Although many board representations are possible, bitboards are well-known to be extremely fast and optimized for move generation as they boil down directly to simple CPU instructions such as SHL
/SHR
, ROL
/ROR
, LZCNT
, BSF
, AND
, RBIT
, etc. that can be executed at lightning speed. Note that on a checkers board, there are 32 squares that pieces can go to (8x8 grid, but half the squares are not accessible). This works out perfectly, as an entire board can be stored in just three 32-bit unsigned integers, one encoding the locations of all of the white pieces, one encoding the location of black pieces, and one encoding the location of kings.
I use a bitboard layout that I designed myself (as far as I know, this is a novel layout for checkers, as I can't find this online), shown below:
31 | 23 | 15 | 7 | ||||
30 | 22 | 14 | 6 | ||||
21 | 13 | 5 | 29 | ||||
20 | 12 | 4 | 28 | ||||
11 | 3 | 27 | 19 | ||||
10 | 2 | 26 | 18 | ||||
1 | 25 | 17 | 9 | ||||
0 | 24 | 16 | 8 |
Here each number on a square corresponds to the index of the bit in the 32-bit integer that holds whether or not there is a piece on that square. In other words, if this was the integer holding the white piece locations and we wanted to encode that there are no white pieces on the board except one on the very top-right square (square number 7), our corresponding integer would be all zeros except the 7th bit (from right), i.e. 0b00000000000000000000000001000000
= 64 in base 10.
Note that this layout yields many useful properties for checkers:
- A move to the up-right is equivalent to a leftward rotate by one bit;
- A move to the up-left is equivalent to a leftward rotate by nine bits;
- A move to the bottom-right is equivalent to a rightward rotate of nine bits;
- A move to the bottom-left is equivalent to a rightward rotate of one bit;
- "Flipping the board", i.e. rotating by 180 degrees, is simply reversing the order of the bits and applying a leftward rotate by 8 bits.
Let's see an example of bitboards in action. Suppose for the below position:
we want to find all legal moves in which a white man (not a king) slides upwards and to the right.

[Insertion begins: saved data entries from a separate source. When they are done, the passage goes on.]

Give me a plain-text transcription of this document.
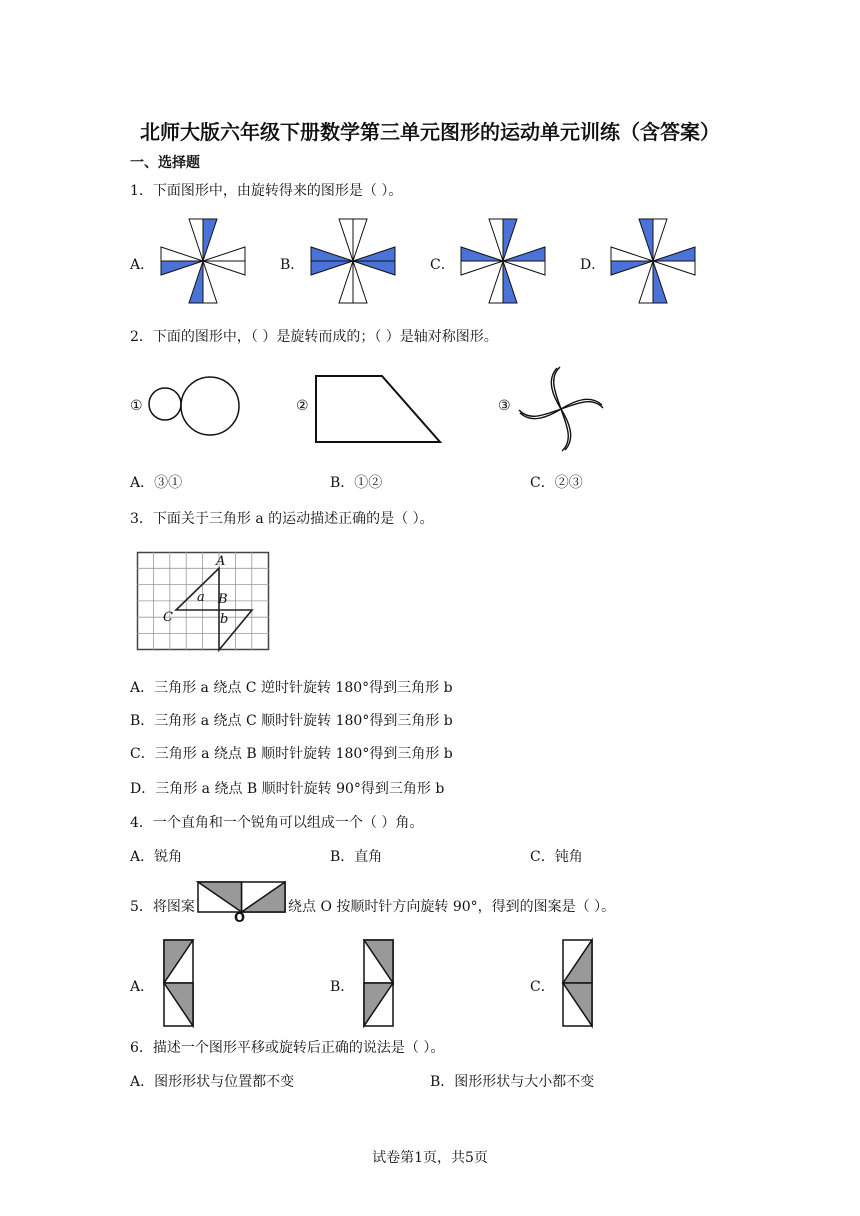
北师大版六年级下册数学第三单元图形的运动单元训练（含答案）
一、选择题
1．下面图形中，由旋转得来的图形是（ ）。
A．	B．	C．	D．
2．下面的图形中，（ ）是旋转而成的；（ ）是轴对称图形。
①	②	③
A．③①	B．①②	C．②③
3．下面关于三角形 a 的运动描述正确的是（ ）。
A
a B
C	b
A．三角形 a 绕点 C 逆时针旋转 180°得到三角形 b
B．三角形 a 绕点 C 顺时针旋转 180°得到三角形 b
C．三角形 a 绕点 B 顺时针旋转 180°得到三角形 b
D．三角形 a 绕点 B 顺时针旋转 90°得到三角形 b
4．一个直角和一个锐角可以组成一个（ ）角。
A．锐角	B．直角	C．钝角
5．将图案
O
绕点 O 按顺时针方向旋转 90°，得到的图案是（ ）。
A．	B．	C．
6．描述一个图形平移或旋转后正确的说法是（ ）。
A．图形形状与位置都不变	B．图形形状与大小都不变
试卷第1页，共5页
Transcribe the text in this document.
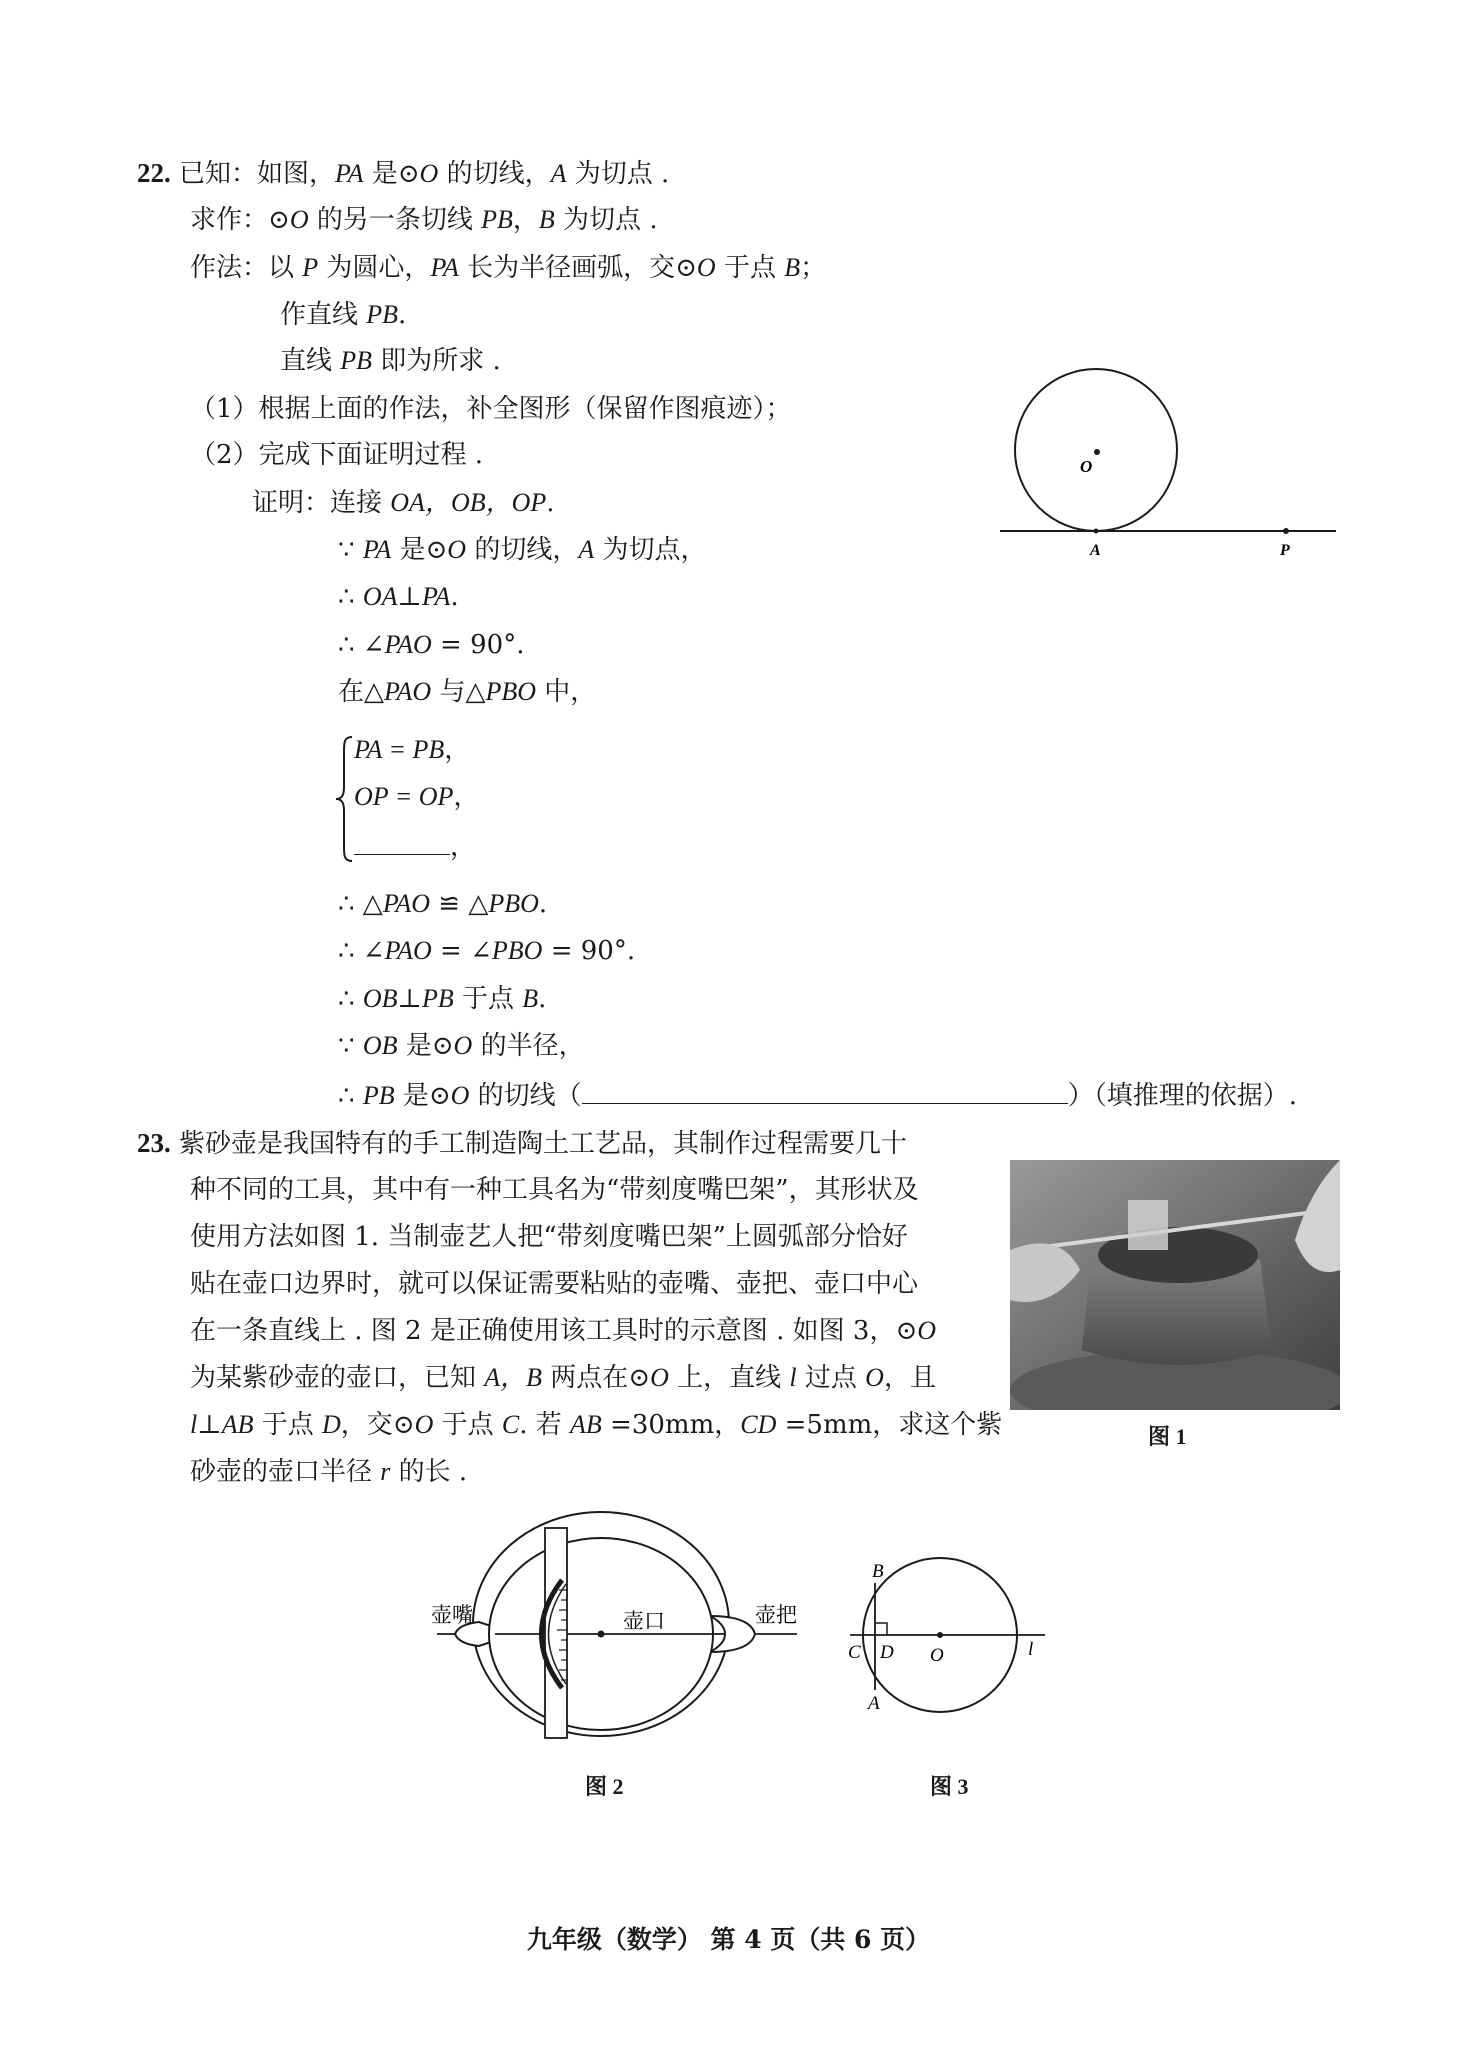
22. 已知：如图，PA 是⊙O 的切线，A 为切点 .
求作：⊙O 的另一条切线 PB，B 为切点 .
作法：以 P 为圆心，PA 长为半径画弧，交⊙O 于点 B；
作直线 PB.
直线 PB 即为所求 .
（1）根据上面的作法，补全图形（保留作图痕迹）；
（2）完成下面证明过程 .
证明：连接 OA，OB，OP.
∵ PA 是⊙O 的切线，A 为切点，
∴ OA⊥PA.
∴ ∠PAO = 90°.
在△PAO 与△PBO 中，
PA = PB，
OP = OP，
，
∴ △PAO ≌ △PBO.
∴ ∠PAO = ∠PBO = 90°.
∴ OB⊥PB 于点 B.
∵ OB 是⊙O 的半径，
∴ PB 是⊙O 的切线（	）（填推理的依据）.
O
A	P
23. 紫砂壶是我国特有的手工制造陶土工艺品，其制作过程需要几十
种不同的工具，其中有一种工具名为“带刻度嘴巴架”，其形状及
使用方法如图 1. 当制壶艺人把“带刻度嘴巴架”上圆弧部分恰好
贴在壶口边界时，就可以保证需要粘贴的壶嘴、壶把、壶口中心
在一条直线上 . 图 2 是正确使用该工具时的示意图 . 如图 3，⊙O
为某紫砂壶的壶口，已知 A，B 两点在⊙O 上，直线 l 过点 O，且
l⊥AB 于点 D，交⊙O 于点 C. 若 AB =30mm，CD =5mm，求这个紫
砂壶的壶口半径 r 的长 .
图 1
壶嘴	壶口	壶把
图 2
B
C D O	l
A
图 3
九年级（数学） 第 4 页（共 6 页）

Our bitboard representation of the position looks like this:
- white pieces:
0 0 1 0 0 0 0 1 0 1 0 0 0 0 0 0 1 1 1 0 0 0 1 1 0 0 0 1 0 0 1 0 - black pieces:
1 1 0 0 1 1 0 0 0 0 0 1 1 0 0 1 0 0 0 1 0 0 0 0 1 1 0 0 0 0 0 1 - kings:
0 0 1 0 0 0 0 1 0 0 0 0 1 0 0 0 1 0 0 0 0 0 0 0 1 0 0 0 0 0 0 1
One way to approach the problem is to try to first find all open squares that a man could move to. Since we are looking for up-right moves only, we know that all of the squares on the left column and bottom row are inaccessible, because there is no way a piece could get to those squares by moving to the top-right. We'll mask off those squares. Additionally, squares that are currently occupied by a piece (doesn't matter the color) cannot be moved to because they are already taken. We can thus compute this intermediate bitboard of open squares (notice that the 1s in this bitboard correspond to open squares in the position that aren't on the left column or bottom row):
open_squares = MASK & !(white | black)
0 0 0 1 0 0 1 0 1 0 1 0 0 1 1 0 0 0 0 0 0 1 0 0 0 0 1 0 0 0 0 0
Since we only care about men, let's also get rid of the 1s in the white bitboard that are kings:
white_men = white & !kings
0 0 0 0 0 0 0 0 0 1 0 0 0 0 0 0 0 1 1 0 0 0 1 1 0 0 0 1 0 0 1 0
Recall that a useful property of the bitboard layout is that we can easily express movement as bitwise shifts and rotates. So what if we shift the open_squares bitboard back onto the white_men bitboard? In other words, to find all men that have an available square to the up-right, we can just shift open squares to the bottom-left (according to the bitboard, thats a rightward shift by 1) and perform a bitwise and
, like so:
white_movers = (open_squares >> 1) & white_men
0 0 0 0 0 0 0 0 0 1 0 0 0 0 0 0 0 1 0 0 0 0 0 0 0 0 0 0 0 0 1 0
And we are done. Notice this bitboard now has 1s corresponding to every man on the original board that has an up-right slide available. All that is left is to get each set bit out of this bitboard, one at a time, which can be cheaply achieved by CPU instructions such as CLZ
, TZCNT
, or BSF
.
Similar bit-twiddles can be employed to generate king slides, promotions, and captures. Because in checkers we have "double jumps" and chains of captures that may branch out in different ways, to generate all possible captures I employ a simple depth-first search that pushes intermediate captures onto a stack of moves for further exploration, until all captures are exhausted. For more information on how these moves are generated, refer to the source code, namely bitboard.rs
.
For tree search, neche implements a rather primitive, textbook single-threaded minimax algorithm with speedups through alpha-beta pruning and memoization in the form of a transposition table stored as a hash map.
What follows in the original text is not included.